Le prix Nobel de la paix est, avec 19 femmes lauréates, le Nobel le plus féminin. Pas de quoi pavoiser pour autant, puisqu’elles ne représentent que 17 % des 111 individus récompensés, dont 92 sont donc des hommes (29 prix sont par ailleurs revenus à des organisations). Cette part tombe à 6% si l’on prend en compte l’ensemble des prix : paix, physique, chimie, médecine, économie et littérature. Seules 66 femmes ont été récompensées, contre 910 hommes. Encore un petit effort…

Montevideo, Uruguay : une fresque peinte par l’artiste Gallino sur un immeuble de la ville.

La première lauréate du Nobel de la paix, en 1905, était l’Austro-Hongroise Bertha von Suttner. Cette amie d’Alfred Nobel était militante pacifiste, ayant contribué à la création du prix.

La dernière femme à s’être vu décerner le prix est l’Iranienne Narges Mohammadi, récompensée en 2023 pour son combat en faveur des droits humains, dans la foulée du mouvement « Femmes, vie, liberté ». Condamnée à 31 ans de prison et incarcérée dans le sinistre centre pénitentiaire d’Evin, elle n’a pas pu se rendre à Oslo pour recevoir son prix.

Yangon, Myanmar (Birmanie) – Aung San Suu Kyi, lauréate du prix Nobel de la paix en 1991, est secrétaire générale de la Ligue nationale pour la démocratie et une critique de longue date du régime militaire.
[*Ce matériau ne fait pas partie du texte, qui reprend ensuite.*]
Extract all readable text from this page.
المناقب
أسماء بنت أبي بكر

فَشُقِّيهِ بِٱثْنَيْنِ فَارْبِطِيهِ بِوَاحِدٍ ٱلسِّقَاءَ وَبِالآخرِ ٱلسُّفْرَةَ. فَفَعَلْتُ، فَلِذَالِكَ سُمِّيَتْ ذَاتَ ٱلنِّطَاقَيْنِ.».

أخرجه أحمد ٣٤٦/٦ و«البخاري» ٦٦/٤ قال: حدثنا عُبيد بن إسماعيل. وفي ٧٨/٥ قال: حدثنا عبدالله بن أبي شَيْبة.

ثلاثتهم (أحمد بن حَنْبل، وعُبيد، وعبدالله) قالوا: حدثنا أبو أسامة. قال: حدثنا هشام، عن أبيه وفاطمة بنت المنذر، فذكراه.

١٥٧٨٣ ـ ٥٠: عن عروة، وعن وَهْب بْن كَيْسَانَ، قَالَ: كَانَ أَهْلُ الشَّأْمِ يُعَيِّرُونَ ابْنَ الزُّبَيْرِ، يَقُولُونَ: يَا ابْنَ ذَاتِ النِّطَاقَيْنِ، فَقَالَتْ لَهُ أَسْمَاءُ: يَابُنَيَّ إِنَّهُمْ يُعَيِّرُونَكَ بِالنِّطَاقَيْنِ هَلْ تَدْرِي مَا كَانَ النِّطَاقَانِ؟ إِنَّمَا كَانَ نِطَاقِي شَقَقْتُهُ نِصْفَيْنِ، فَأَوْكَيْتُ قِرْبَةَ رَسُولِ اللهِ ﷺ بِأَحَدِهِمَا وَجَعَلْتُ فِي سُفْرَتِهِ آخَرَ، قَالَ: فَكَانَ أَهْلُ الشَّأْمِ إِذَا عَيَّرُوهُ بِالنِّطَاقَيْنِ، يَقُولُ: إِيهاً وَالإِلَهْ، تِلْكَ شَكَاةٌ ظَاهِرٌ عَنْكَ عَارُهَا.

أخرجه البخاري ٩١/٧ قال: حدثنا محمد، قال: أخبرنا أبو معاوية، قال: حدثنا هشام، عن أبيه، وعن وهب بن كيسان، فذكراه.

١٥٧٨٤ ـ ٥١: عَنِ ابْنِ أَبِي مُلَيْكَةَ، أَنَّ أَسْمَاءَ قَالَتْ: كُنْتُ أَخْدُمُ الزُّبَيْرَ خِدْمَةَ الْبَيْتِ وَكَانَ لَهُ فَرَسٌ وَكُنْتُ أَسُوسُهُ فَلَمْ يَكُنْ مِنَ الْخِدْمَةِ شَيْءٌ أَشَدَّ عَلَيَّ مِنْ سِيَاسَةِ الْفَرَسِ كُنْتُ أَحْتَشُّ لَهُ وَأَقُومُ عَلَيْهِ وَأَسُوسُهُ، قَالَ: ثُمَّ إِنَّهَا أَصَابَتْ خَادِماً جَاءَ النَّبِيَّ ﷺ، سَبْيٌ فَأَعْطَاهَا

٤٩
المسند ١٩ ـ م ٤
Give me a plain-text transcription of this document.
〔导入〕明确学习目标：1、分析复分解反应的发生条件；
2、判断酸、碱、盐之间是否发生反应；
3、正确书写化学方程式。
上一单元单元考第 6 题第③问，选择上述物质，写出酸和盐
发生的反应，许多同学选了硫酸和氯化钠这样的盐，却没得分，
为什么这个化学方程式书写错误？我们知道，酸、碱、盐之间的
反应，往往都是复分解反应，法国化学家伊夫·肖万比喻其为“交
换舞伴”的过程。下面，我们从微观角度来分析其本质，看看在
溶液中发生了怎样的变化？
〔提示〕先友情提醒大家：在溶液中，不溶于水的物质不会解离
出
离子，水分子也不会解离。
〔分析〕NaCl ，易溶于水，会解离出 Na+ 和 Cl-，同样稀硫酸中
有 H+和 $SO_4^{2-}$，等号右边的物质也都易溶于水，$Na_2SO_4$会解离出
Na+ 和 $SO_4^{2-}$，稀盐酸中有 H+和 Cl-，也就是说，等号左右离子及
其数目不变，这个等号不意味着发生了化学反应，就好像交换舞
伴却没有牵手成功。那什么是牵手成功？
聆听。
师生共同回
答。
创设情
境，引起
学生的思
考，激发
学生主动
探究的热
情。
Les autres lauréates du Nobel de la paix sont l’Américaine Jane Addams (1931), l’Américaine Emily Greene Balch (1946), les Britanniques Betty Williams et Mairead Corrigan (1976), l’Indienne Mère Teresa (1979), la Suédoise Alva Myrdal (1982), la Birmane Aung San Suu Kyi (1991), la Guatémaltèque Rigoberta Menchú (1992), l’Américaine Jody Williams (1997), l’Iranienne Shirin Ebadi (2003), la Kényane Wangari Maathai (2004), les Libériennes Ellen Johnson Sirleaf et Leymah Gbowee ainsi que la Yéménite Tawakkol Karman (2011), la Pakistanaise Malala Yousafzai (2014), l’Irakienne Nadia Murad (2018) et la Philippine Maria Ressa (2021).

Article initialement publiée dans le Femmes Magazine n°269 de septembre 2025.